Selon nos informations, ce pont qui est plus connu sous le nom de Koléwî Boli, a été réalisé par les citoyens du district de Séré depuis 300 ans. De nos jours, cette infrastructure constituée en un gros bois, est complètement endommagée par l’eau.

Le président du district, Thierno Issa Barry, a dit son engagement de faire face à cette situation pour soulager ses concitoyens et appelle les autorités au secours.

Thierno Issa Barry

« Depuis nos ancêtres, ce pont existe sous cette forme, en bois. Plus de seize (16) villages traversent ici tous les jours pour aller en ville à la quête du quotidien, en envoyant des mangues, des oranges, du riz ou des arachides pour avoir de quoi manger. Ce pont est coupé, mais d’ici pour aller au goudron, c’est seulement 100 mètres. C’est vraiment pénible. Nous demandons à l’État de nous aider à finir définitivement nos peines et le calvaire de mes citoyens. Nous sommes prêts à venir utiliser nos forces et les moyens dont nous disposons pour accompagner le gouvernement. Tous les élèves et les enseignants passent par là tous les jours. Nous lançons également un SOS à toutes les personnes de bonne volonté, aux institutions de nous venir en aide. Nous souffrons vraiment, parce que chaque année, il faut le renouveler et nos moyens sont limités », a-t-il expliqué.

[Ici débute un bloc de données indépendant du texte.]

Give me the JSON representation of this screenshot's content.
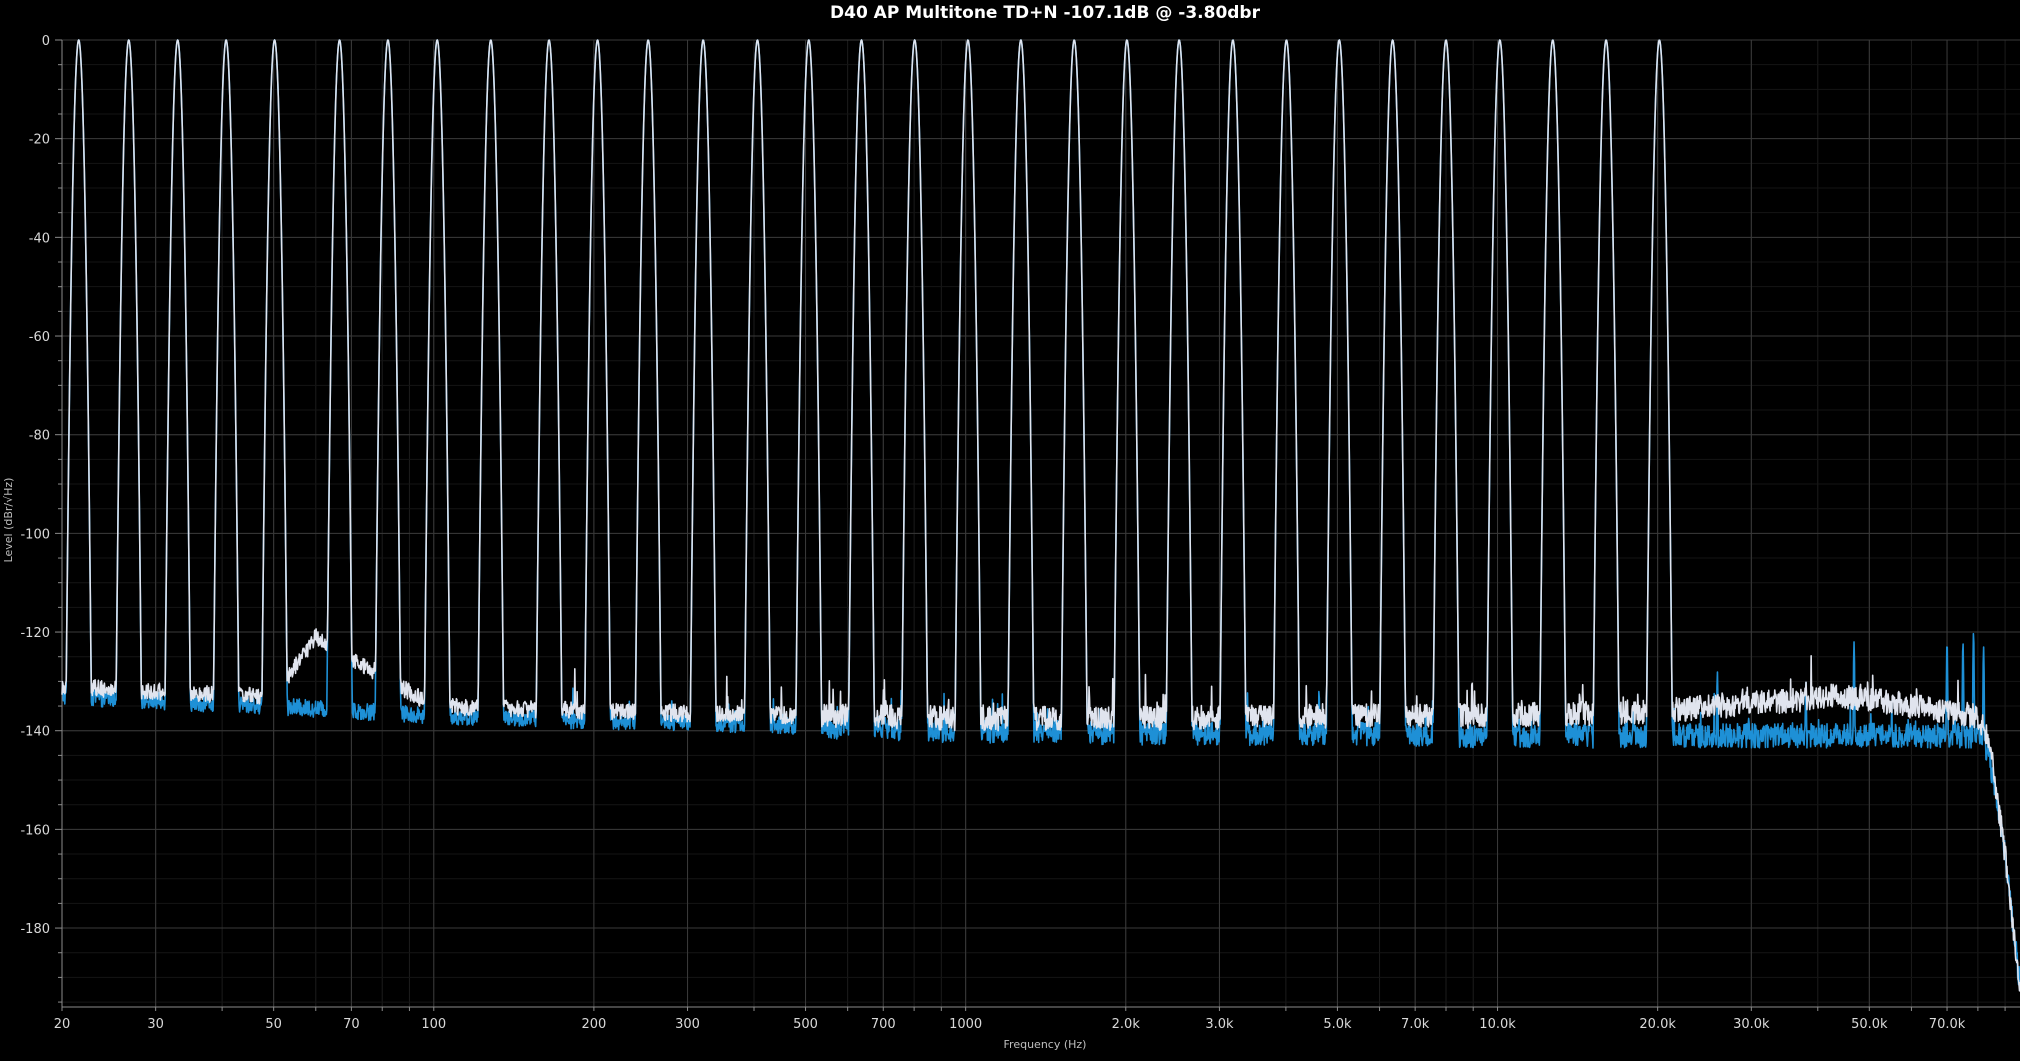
{
  "chart_data": {
    "type": "line",
    "title": "D40 AP Multitone TD+N -107.1dB @ -3.80dbr",
    "xlabel": "Frequency (Hz)",
    "ylabel": "Level (dBr/√Hz)",
    "x_scale": "log",
    "xlim": [
      20,
      96000
    ],
    "ylim": [
      -196,
      0
    ],
    "grid": true,
    "legend": "none",
    "x_ticks": [
      {
        "value": 20,
        "label": "20"
      },
      {
        "value": 30,
        "label": "30"
      },
      {
        "value": 50,
        "label": "50"
      },
      {
        "value": 70,
        "label": "70"
      },
      {
        "value": 100,
        "label": "100"
      },
      {
        "value": 200,
        "label": "200"
      },
      {
        "value": 300,
        "label": "300"
      },
      {
        "value": 500,
        "label": "500"
      },
      {
        "value": 700,
        "label": "700"
      },
      {
        "value": 1000,
        "label": "1000"
      },
      {
        "value": 2000,
        "label": "2.0k"
      },
      {
        "value": 3000,
        "label": "3.0k"
      },
      {
        "value": 5000,
        "label": "5.0k"
      },
      {
        "value": 7000,
        "label": "7.0k"
      },
      {
        "value": 10000,
        "label": "10.0k"
      },
      {
        "value": 20000,
        "label": "20.0k"
      },
      {
        "value": 30000,
        "label": "30.0k"
      },
      {
        "value": 50000,
        "label": "50.0k"
      },
      {
        "value": 70000,
        "label": "70.0k"
      }
    ],
    "y_ticks": [
      {
        "value": 0,
        "label": "0"
      },
      {
        "value": -20,
        "label": "-20"
      },
      {
        "value": -40,
        "label": "-40"
      },
      {
        "value": -60,
        "label": "-60"
      },
      {
        "value": -80,
        "label": "-80"
      },
      {
        "value": -100,
        "label": "-100"
      },
      {
        "value": -120,
        "label": "-120"
      },
      {
        "value": -140,
        "label": "-140"
      },
      {
        "value": -160,
        "label": "-160"
      },
      {
        "value": -180,
        "label": "-180"
      }
    ],
    "series": [
      {
        "color": "#1e90d6",
        "tone_frequencies": [
          21.5,
          26.7,
          33.0,
          40.7,
          50.2,
          66.5,
          82.0,
          101.5,
          128.0,
          164.7,
          203.2,
          253.0,
          321.0,
          406.0,
          507.0,
          637.0,
          802.0,
          1010.0,
          1270.0,
          1600.0,
          2010.0,
          2520.0,
          3180.0,
          4010.0,
          5040.0,
          6350.0,
          8000.0,
          10100.0,
          12700.0,
          16000.0,
          20150.0
        ],
        "tone_peak_db": 0,
        "noise_floor": [
          [
            20,
            -133
          ],
          [
            30,
            -134
          ],
          [
            50,
            -135
          ],
          [
            100,
            -137
          ],
          [
            200,
            -138
          ],
          [
            500,
            -139
          ],
          [
            1000,
            -140
          ],
          [
            2000,
            -140.5
          ],
          [
            5000,
            -140.5
          ],
          [
            10000,
            -141
          ],
          [
            20000,
            -141
          ],
          [
            45000,
            -141
          ],
          [
            80000,
            -141
          ],
          [
            84000,
            -145
          ],
          [
            90000,
            -165
          ],
          [
            96000,
            -192
          ]
        ],
        "spurs": [
          [
            6450,
            -126
          ],
          [
            12900,
            -127
          ],
          [
            25900,
            -128
          ],
          [
            38000,
            -130
          ],
          [
            46800,
            -122
          ],
          [
            70000,
            -122
          ],
          [
            75000,
            -122
          ],
          [
            78500,
            -120
          ],
          [
            82000,
            -123
          ]
        ]
      },
      {
        "color": "#e0e4ee",
        "tone_frequencies": [
          21.5,
          26.7,
          33.0,
          40.7,
          50.2,
          66.5,
          82.0,
          101.5,
          128.0,
          164.7,
          203.2,
          253.0,
          321.0,
          406.0,
          507.0,
          637.0,
          802.0,
          1010.0,
          1270.0,
          1600.0,
          2010.0,
          2520.0,
          3180.0,
          4010.0,
          5040.0,
          6350.0,
          8000.0,
          10100.0,
          12700.0,
          16000.0,
          20150.0
        ],
        "tone_peak_db": 0,
        "noise_floor": [
          [
            20,
            -131
          ],
          [
            30,
            -132
          ],
          [
            50,
            -133
          ],
          [
            60,
            -121
          ],
          [
            100,
            -135
          ],
          [
            200,
            -136
          ],
          [
            500,
            -137
          ],
          [
            1000,
            -137.5
          ],
          [
            2000,
            -137.5
          ],
          [
            5000,
            -137
          ],
          [
            10000,
            -137
          ],
          [
            20000,
            -136
          ],
          [
            45000,
            -133
          ],
          [
            80000,
            -137
          ],
          [
            84000,
            -142
          ],
          [
            90000,
            -165
          ],
          [
            96000,
            -192
          ]
        ],
        "spurs": [
          [
            60,
            -121
          ],
          [
            20100,
            -131
          ],
          [
            38000,
            -130
          ],
          [
            46800,
            -132
          ]
        ]
      }
    ]
  }
}
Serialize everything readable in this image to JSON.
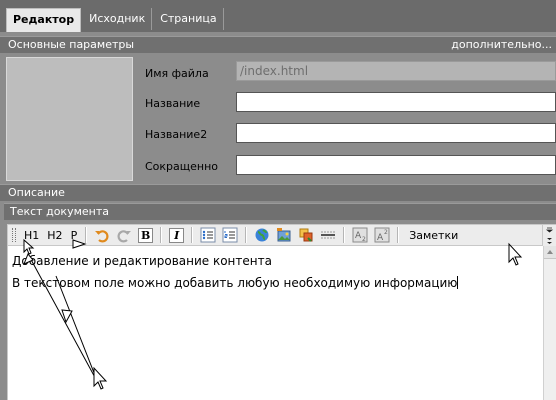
{
  "tabs": [
    {
      "label": "Редактор",
      "active": true
    },
    {
      "label": "Исходник",
      "active": false
    },
    {
      "label": "Страница",
      "active": false
    }
  ],
  "main_section": {
    "title": "Основные параметры",
    "more": "дополнительно..."
  },
  "fields": {
    "filename": {
      "label": "Имя файла",
      "value": "/index.html",
      "disabled": true
    },
    "title": {
      "label": "Название",
      "value": ""
    },
    "title2": {
      "label": "Название2",
      "value": ""
    },
    "short": {
      "label": "Сокращенно",
      "value": ""
    }
  },
  "description_section": {
    "title": "Описание"
  },
  "document_section": {
    "title": "Текст документа"
  },
  "toolbar": {
    "h1": "H1",
    "h2": "H2",
    "p": "P",
    "bold": "B",
    "italic": "I",
    "notes": "Заметки",
    "icons": [
      "undo-icon",
      "redo-icon",
      "bold-icon",
      "italic-icon",
      "bulleted-list-icon",
      "numbered-list-icon",
      "globe-link-icon",
      "insert-image-icon",
      "insert-object-icon",
      "horizontal-rule-icon",
      "subscript-icon",
      "superscript-icon"
    ]
  },
  "editor": {
    "line1": "Добавление и редактирование контента",
    "line2": "В текстовом поле можно добавить любую необходимую информацию"
  },
  "colors": {
    "panel": "#8c8c8c",
    "tabbar": "#6b6b6b",
    "section_bar": "#707070",
    "toolbar": "#ececec"
  }
}
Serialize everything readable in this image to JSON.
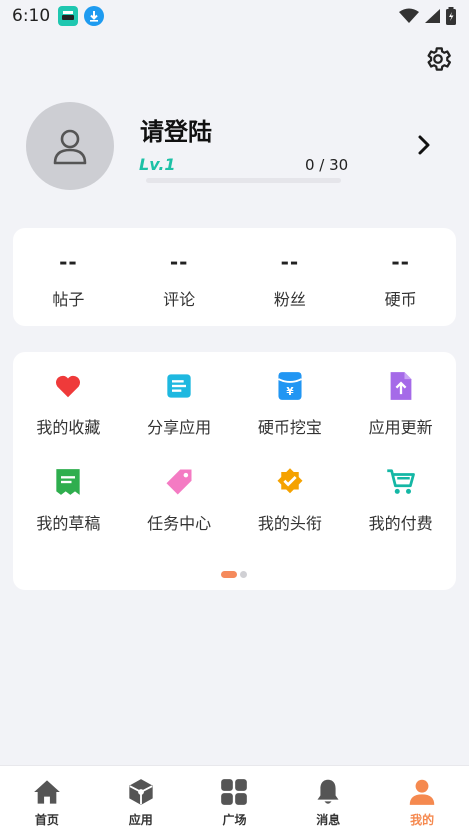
{
  "status_bar": {
    "time": "6:10"
  },
  "profile": {
    "name": "请登陆",
    "level": "Lv.1",
    "progress_text": "0 / 30",
    "progress_fraction": 0
  },
  "stats": [
    {
      "value": "--",
      "label": "帖子"
    },
    {
      "value": "--",
      "label": "评论"
    },
    {
      "value": "--",
      "label": "粉丝"
    },
    {
      "value": "--",
      "label": "硬币"
    }
  ],
  "menu": {
    "items": [
      {
        "label": "我的收藏",
        "icon": "heart-icon",
        "color": "#ef3a3a"
      },
      {
        "label": "分享应用",
        "icon": "document-icon",
        "color": "#1eb8e0"
      },
      {
        "label": "硬币挖宝",
        "icon": "coin-envelope-icon",
        "color": "#2196f3"
      },
      {
        "label": "应用更新",
        "icon": "file-upload-icon",
        "color": "#a56ae8"
      },
      {
        "label": "我的草稿",
        "icon": "draft-icon",
        "color": "#2fae4e"
      },
      {
        "label": "任务中心",
        "icon": "tag-icon",
        "color": "#f47bc3"
      },
      {
        "label": "我的头衔",
        "icon": "verified-badge-icon",
        "color": "#f5a200"
      },
      {
        "label": "我的付费",
        "icon": "cart-icon",
        "color": "#14b7a5"
      }
    ],
    "page_count": 2,
    "current_page": 1
  },
  "bottom_nav": [
    {
      "label": "首页",
      "icon": "home-icon"
    },
    {
      "label": "应用",
      "icon": "cube-icon"
    },
    {
      "label": "广场",
      "icon": "grid-icon"
    },
    {
      "label": "消息",
      "icon": "bell-icon"
    },
    {
      "label": "我的",
      "icon": "person-icon",
      "active": true
    }
  ],
  "colors": {
    "accent": "#f5894f",
    "level": "#1cc1a6",
    "background": "#f2f3f7"
  }
}
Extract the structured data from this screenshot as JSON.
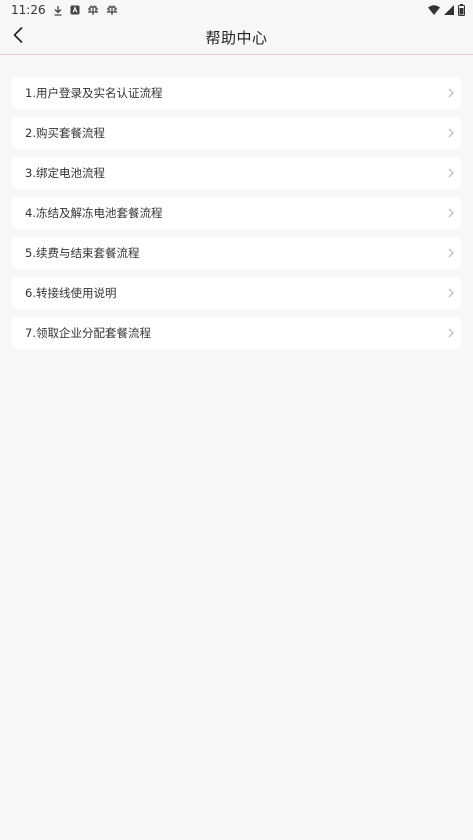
{
  "status_bar": {
    "time": "11:26",
    "icons": [
      "download-icon",
      "notification-a-icon",
      "bug-icon",
      "bug-icon",
      "wifi-icon",
      "signal-icon",
      "battery-icon"
    ]
  },
  "header": {
    "title": "帮助中心",
    "back_icon": "chevron-left-icon"
  },
  "help_items": [
    {
      "label": "1.用户登录及实名认证流程"
    },
    {
      "label": "2.购买套餐流程"
    },
    {
      "label": "3.绑定电池流程"
    },
    {
      "label": "4.冻结及解冻电池套餐流程"
    },
    {
      "label": "5.续费与结束套餐流程"
    },
    {
      "label": "6.转接线使用说明"
    },
    {
      "label": "7.领取企业分配套餐流程"
    }
  ],
  "colors": {
    "background": "#f7f7f7",
    "card": "#ffffff",
    "header_divider": "#f0c8cc",
    "text": "#333333",
    "chevron": "#b0b0b0"
  }
}
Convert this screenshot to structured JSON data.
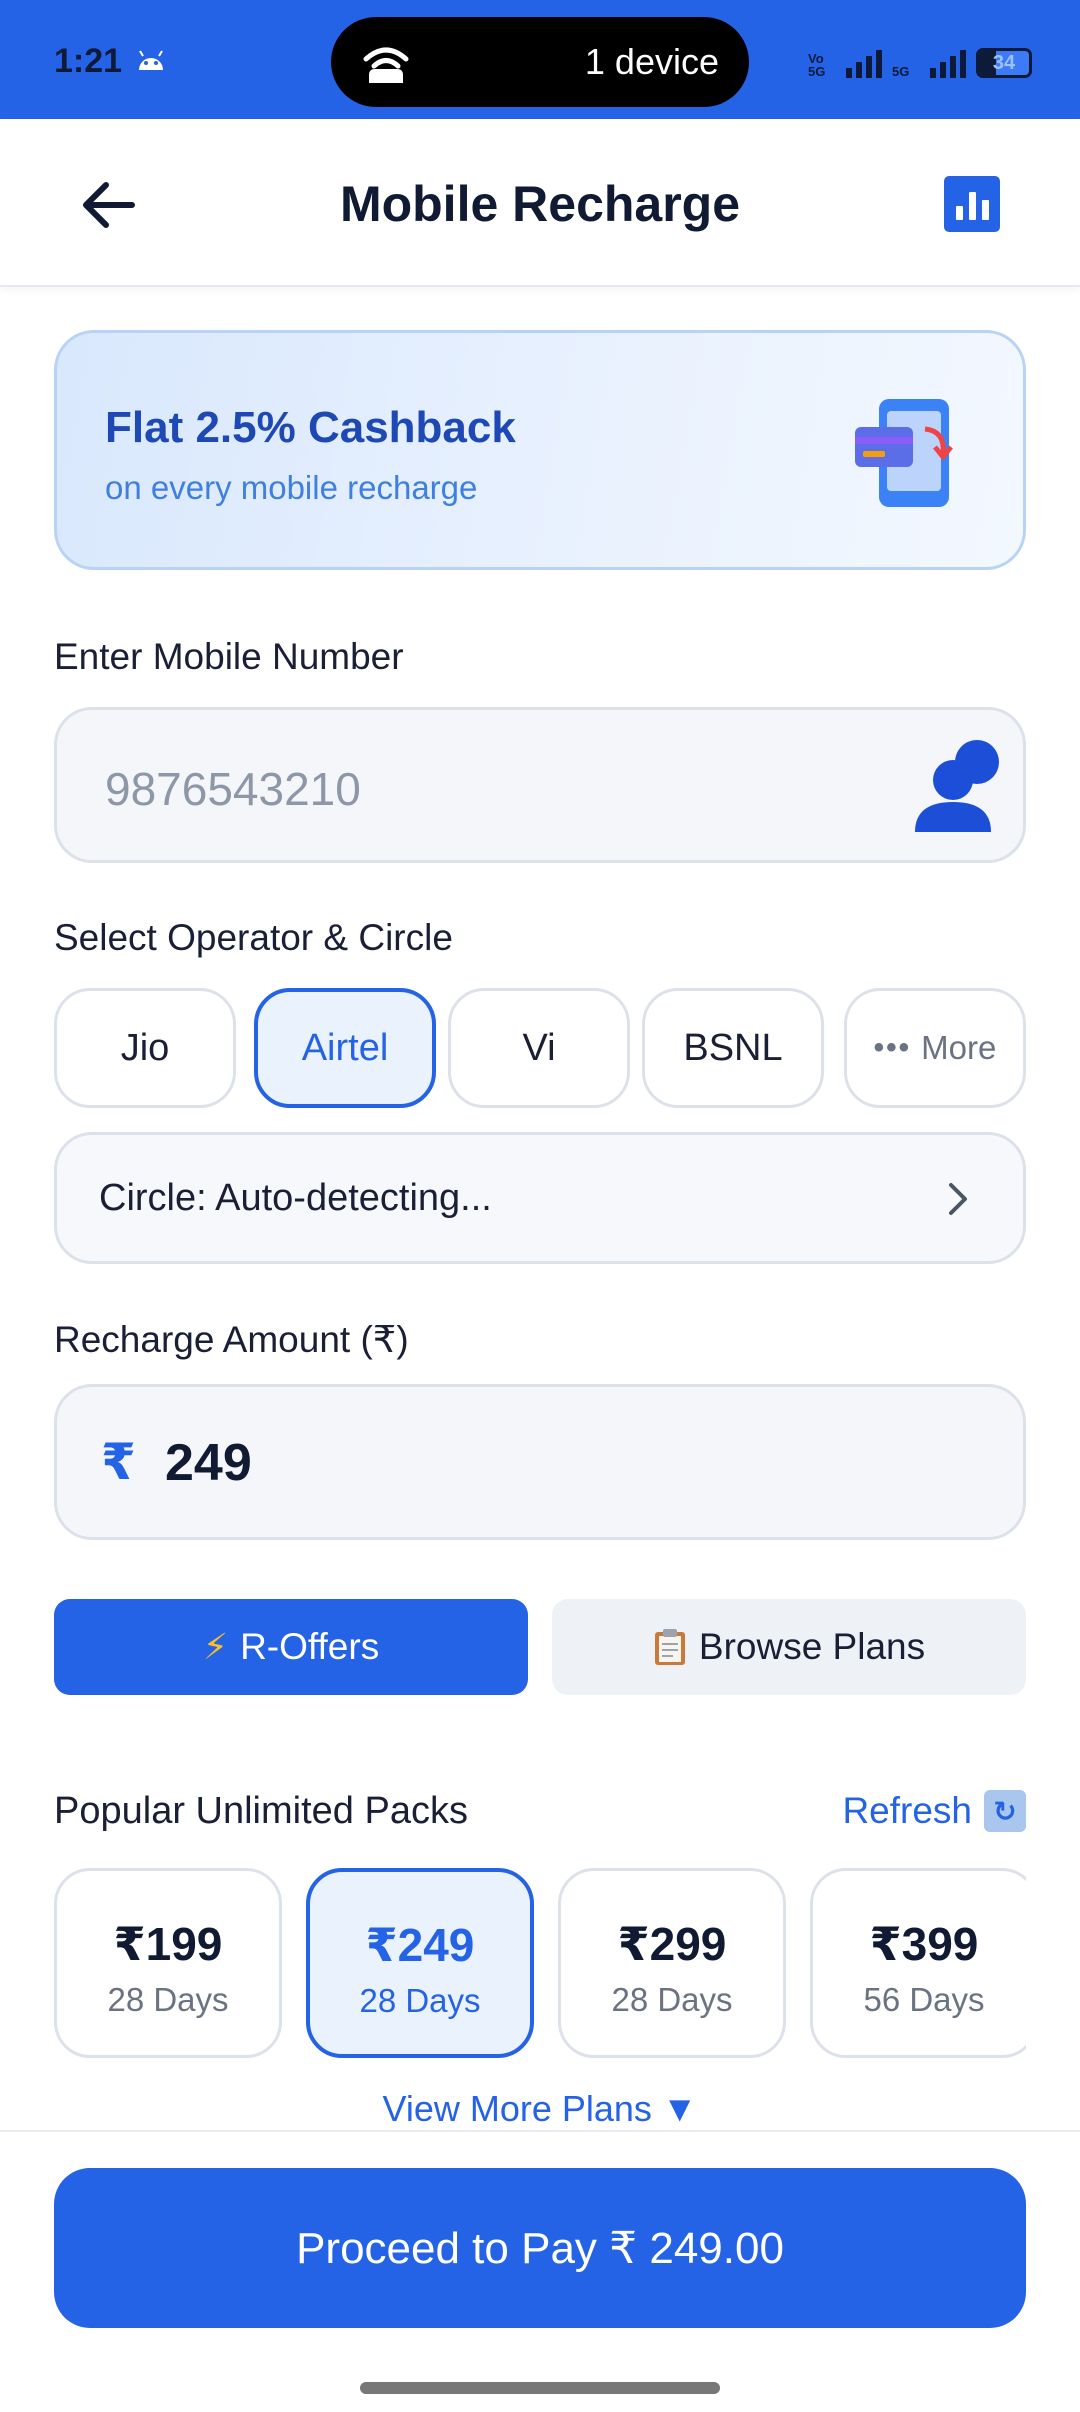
{
  "status_bar": {
    "time": "1:21",
    "pill_text": "1 device",
    "battery": "34",
    "battery_level": 0.34,
    "sim1_label": "Vo 5G",
    "sim2_label": "5G"
  },
  "header": {
    "title": "Mobile Recharge"
  },
  "banner": {
    "title": "Flat 2.5% Cashback",
    "subtitle": "on every mobile recharge"
  },
  "mobile": {
    "label": "Enter Mobile Number",
    "placeholder": "9876543210"
  },
  "operator": {
    "label": "Select Operator & Circle",
    "options": [
      "Jio",
      "Airtel",
      "Vi",
      "BSNL"
    ],
    "selected": "Airtel",
    "more_label": "More",
    "circle_text": "Circle: Auto-detecting..."
  },
  "amount": {
    "label": "Recharge Amount (₹)",
    "currency": "₹",
    "value": "249"
  },
  "actions": {
    "r_offers": "R-Offers",
    "browse_plans": "Browse Plans"
  },
  "packs": {
    "title": "Popular Unlimited Packs",
    "refresh": "Refresh",
    "items": [
      {
        "price": "₹199",
        "days": "28 Days"
      },
      {
        "price": "₹249",
        "days": "28 Days"
      },
      {
        "price": "₹299",
        "days": "28 Days"
      },
      {
        "price": "₹399",
        "days": "56 Days"
      }
    ],
    "selected_index": 1,
    "view_more": "View More Plans ▼"
  },
  "footer": {
    "pay_button": "Proceed to Pay ₹ 249.00"
  },
  "colors": {
    "accent": "#2563e6",
    "status_bar": "#2563e6",
    "banner_bg": "#e3eefd"
  }
}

De nombreux élèves et enseignants risquent d’être affectés par l’état de ce pont, surtout que les cours vont se poursuivre jusqu’au 30 juin 2019, période des grandes pluies. Il s’agit des pensionnaires du lycée Elhadj Boubacar Barry et de l’école primaire Gallé Coumbassa.

Mamadou Garanké Baldé

Une perspective qui inquiète Mamadou Garanké Baldé, professeur de Physique au lycée Elhadj Boubacar Barry. « Bientôt les grandes pluies et le ministère de l’Education nous demande de continuer les cours jusqu’au mois de juin. Et si ce pont n’est pas réglé, nous aurons des difficultés à recevoir nos élèves alors que nous avons des candidats à tous les niveaux. Ce pont est plus que nécessaire pour nous ici. Nous sommes vraiment nécessiteux. Nous avons beaucoup de difficultés ici. Donc, réaliser ce pont est indispensable pour nous », a laissé entende l’enseignant.